Smith's mother, Patricia Nicholson, received her first diagnosis in 1982, another in 1993 and a third in 1998.

"I really wanted to do something tangible to honor my mom's struggle," Smith said.

Encouraged by T. Rowe Price and her co-workers, Smith recruited runners for the corporate team, winning the Maryland race's third-largest team award each year from 1997 through 2000.

In April of last year, Nicholson died. To cope with her grief, Smith put every effort into the 2001 race.

Smith rounded up 357 T. Rowe Price employees, winning first place for the largest corporate team last year.

"I kept thinking about how wonderful it was and how much my mom loved me," Smith said of the honor.

After tearfully accepting the award, she went to her mother's grave to show her the plaque.

"I wanted to show her that she had helped somehow," Smith said.

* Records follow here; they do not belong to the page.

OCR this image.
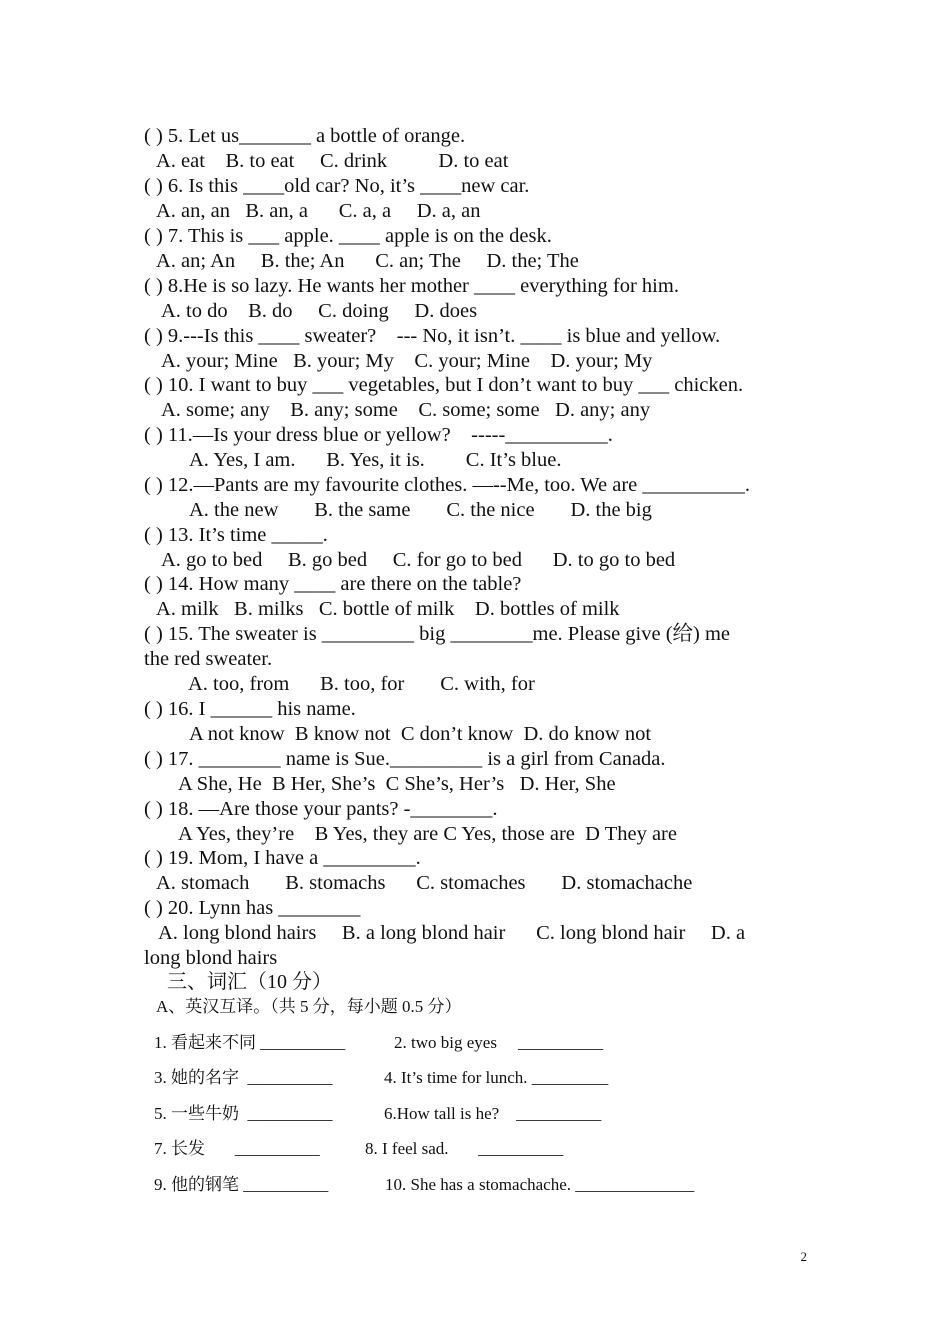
( ) 5. Let us_______ a bottle of orange.
A. eat    B. to eat     C. drink          D. to eat
( ) 6. Is this ____old car? No, it’s ____new car.
A. an, an   B. an, a      C. a, a     D. a, an
( ) 7. This is ___ apple. ____ apple is on the desk.
A. an; An     B. the; An      C. an; The     D. the; The
( ) 8.He is so lazy. He wants her mother ____ everything for him.
A. to do    B. do     C. doing     D. does
( ) 9.---Is this ____ sweater?    --- No, it isn’t. ____ is blue and yellow.
A. your; Mine   B. your; My    C. your; Mine    D. your; My
( ) 10. I want to buy ___ vegetables, but I don’t want to buy ___ chicken.
A. some; any    B. any; some    C. some; some   D. any; any
( ) 11.—Is your dress blue or yellow?    -----__________.
A. Yes, I am.      B. Yes, it is.        C. It’s blue.
( ) 12.—Pants are my favourite clothes. —--Me, too. We are __________.
A. the new       B. the same       C. the nice       D. the big
( ) 13. It’s time _____.
A. go to bed     B. go bed     C. for go to bed      D. to go to bed
( ) 14. How many ____ are there on the table?
A. milk   B. milks   C. bottle of milk    D. bottles of milk
( ) 15. The sweater is _________ big ________me. Please give (给) me
the red sweater.
A. too, from      B. too, for       C. with, for
( ) 16. I ______ his name.
A not know  B know not  C don’t know  D. do know not
( ) 17. ________ name is Sue._________ is a girl from Canada.
A She, He  B Her, She’s  C She’s, Her’s   D. Her, She
( ) 18. —Are those your pants? -________.
A Yes, they’re    B Yes, they are C Yes, those are  D They are
( ) 19. Mom, I have a _________.
A. stomach       B. stomachs      C. stomaches       D. stomachache
( ) 20. Lynn has ________
A. long blond hairs     B. a long blond hair      C. long blond hair     D. a
long blond hairs
三、词汇（10 分）
A、英汉互译。（共 5 分，每小题 0.5 分）
1. 看起来不同 __________	2. two big eyes     __________
3. 她的名字  __________	4. It’s time for lunch. _________
5. 一些牛奶  __________	6.How tall is he?    __________
7. 长发       __________	8. I feel sad.       __________
9. 他的钢笔 __________	10. She has a stomachache. ______________
2
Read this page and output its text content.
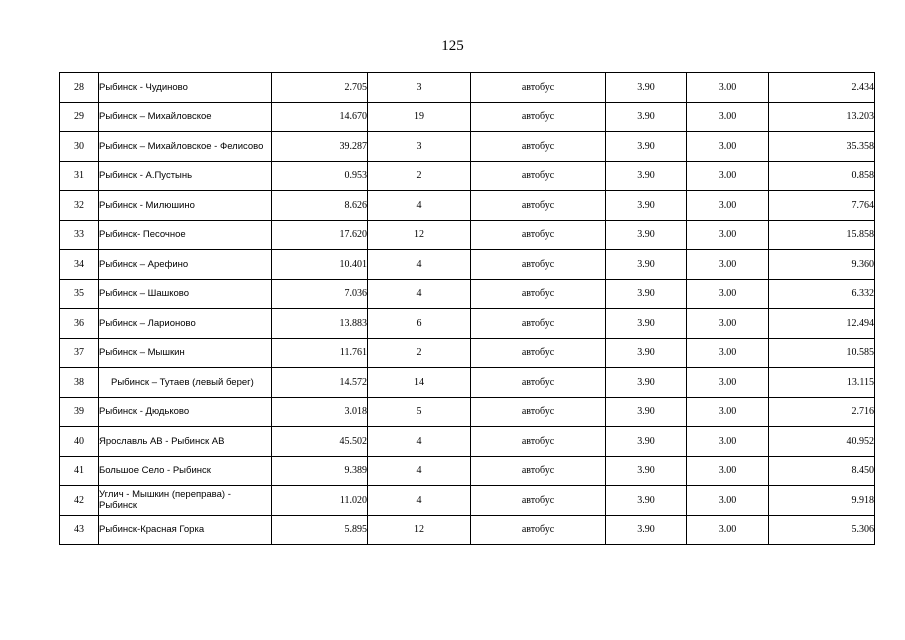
125
28	Рыбинск - Чудиново	2.705	3	автобус	3.90	3.00	2.434
29	Рыбинск – Михайловское	14.670	19	автобус	3.90	3.00	13.203
30	Рыбинск – Михайловское - Фелисово	39.287	3	автобус	3.90	3.00	35.358
31	Рыбинск - А.Пустынь	0.953	2	автобус	3.90	3.00	0.858
32	Рыбинск - Милюшино	8.626	4	автобус	3.90	3.00	7.764
33	Рыбинск- Песочное	17.620	12	автобус	3.90	3.00	15.858
34	Рыбинск – Арефино	10.401	4	автобус	3.90	3.00	9.360
35	Рыбинск – Шашково	7.036	4	автобус	3.90	3.00	6.332
36	Рыбинск – Ларионово	13.883	6	автобус	3.90	3.00	12.494
37	Рыбинск – Мышкин	11.761	2	автобус	3.90	3.00	10.585
38	Рыбинск – Тутаев (левый берег)	14.572	14	автобус	3.90	3.00	13.115
39	Рыбинск - Дюдьково	3.018	5	автобус	3.90	3.00	2.716
40	Ярославль АВ - Рыбинск АВ	45.502	4	автобус	3.90	3.00	40.952
41	Большое Село - Рыбинск	9.389	4	автобус	3.90	3.00	8.450
42	Углич - Мышкин (переправа) - Рыбинск	11.020	4	автобус	3.90	3.00	9.918
43	Рыбинск-Красная Горка	5.895	12	автобус	3.90	3.00	5.306
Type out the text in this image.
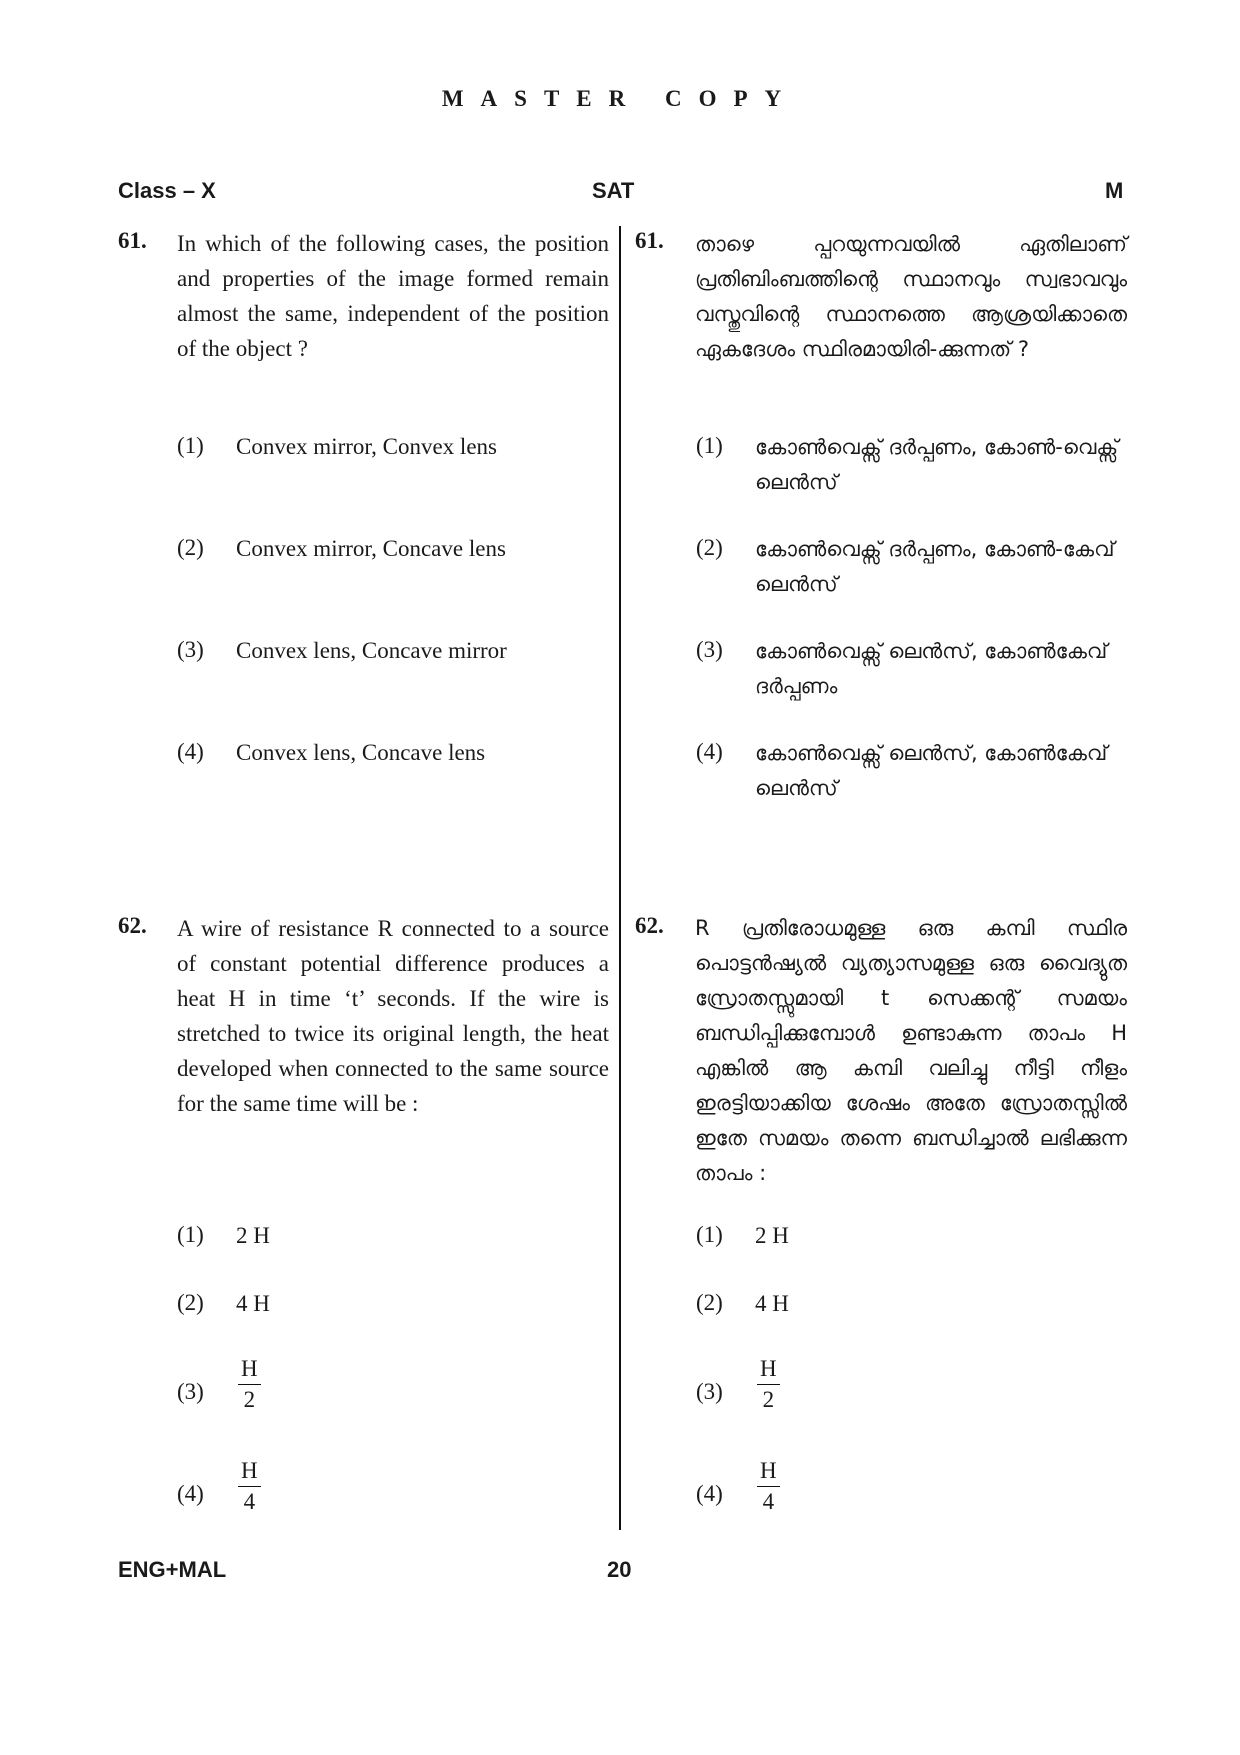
MASTER COPY
Class – X	SAT	M
61. In which of the following cases, the position and properties of the image formed remain almost the same, independent of the position of the object ?
(1) Convex mirror, Convex lens
(2) Convex mirror, Concave lens
(3) Convex lens, Concave mirror
(4) Convex lens, Concave lens
61. താഴെ പ്പറയുന്നവയിൽ ഏതിലാണ് പ്രതിബിംബത്തിന്റെ സ്ഥാനവും സ്വഭാവവും വസ്തുവിന്റെ സ്ഥാനത്തെ ആശ്രയിക്കാതെ ഏകദേശം സ്ഥിരമായിരി-ക്കുന്നത് ?
(1) കോൺവെക്സ് ദർപ്പണം, കോൺ-വെക്സ് ലെൻസ്
(2) കോൺവെക്സ് ദർപ്പണം, കോൺ-കേവ് ലെൻസ്
(3) കോൺവെക്സ് ലെൻസ്, കോൺകേവ് ദർപ്പണം
(4) കോൺവെക്സ് ലെൻസ്, കോൺകേവ് ലെൻസ്
62. A wire of resistance R connected to a source of constant potential difference produces a heat H in time ‘t’ seconds. If the wire is stretched to twice its original length, the heat developed when connected to the same source for the same time will be :
(1) 2 H
(2) 4 H
$(3) \frac{H}{2}$
$(4) \frac{H}{4}$
62. R പ്രതിരോധമുള്ള ഒരു കമ്പി സ്ഥിര പൊട്ടൻഷ്യൽ വ്യത്യാസമുള്ള ഒരു വൈദ്യുത സ്രോതസ്സുമായി t സെക്കന്റ് സമയം ബന്ധിപ്പിക്കുമ്പോൾ ഉണ്ടാകുന്ന താപം H എങ്കിൽ ആ കമ്പി വലിച്ചു നീട്ടി നീളം ഇരട്ടിയാക്കിയ ശേഷം അതേ സ്രോതസ്സിൽ ഇതേ സമയം തന്നെ ബന്ധിച്ചാൽ ലഭിക്കുന്ന താപം :
(1) 2 H
(2) 4 H
$(3) \frac{H}{2}$
$(4) \frac{H}{4}$
ENG+MAL	20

This year, T. Rowe Price's team has almost reached its goal of 500 runners, 17 of whom are breast cancer survivors.

The Susan G. Komen Breast Cancer Foundation's work is a considerable part of Smith's motivation to run every year.

Every year on race day, Smith wears her mother's childhood locket, which still includes Nicholson's baby-teeth impression. As she steps up to the starting line, she thinks, "'Mama, I'm still trying to make you proud,'" she said.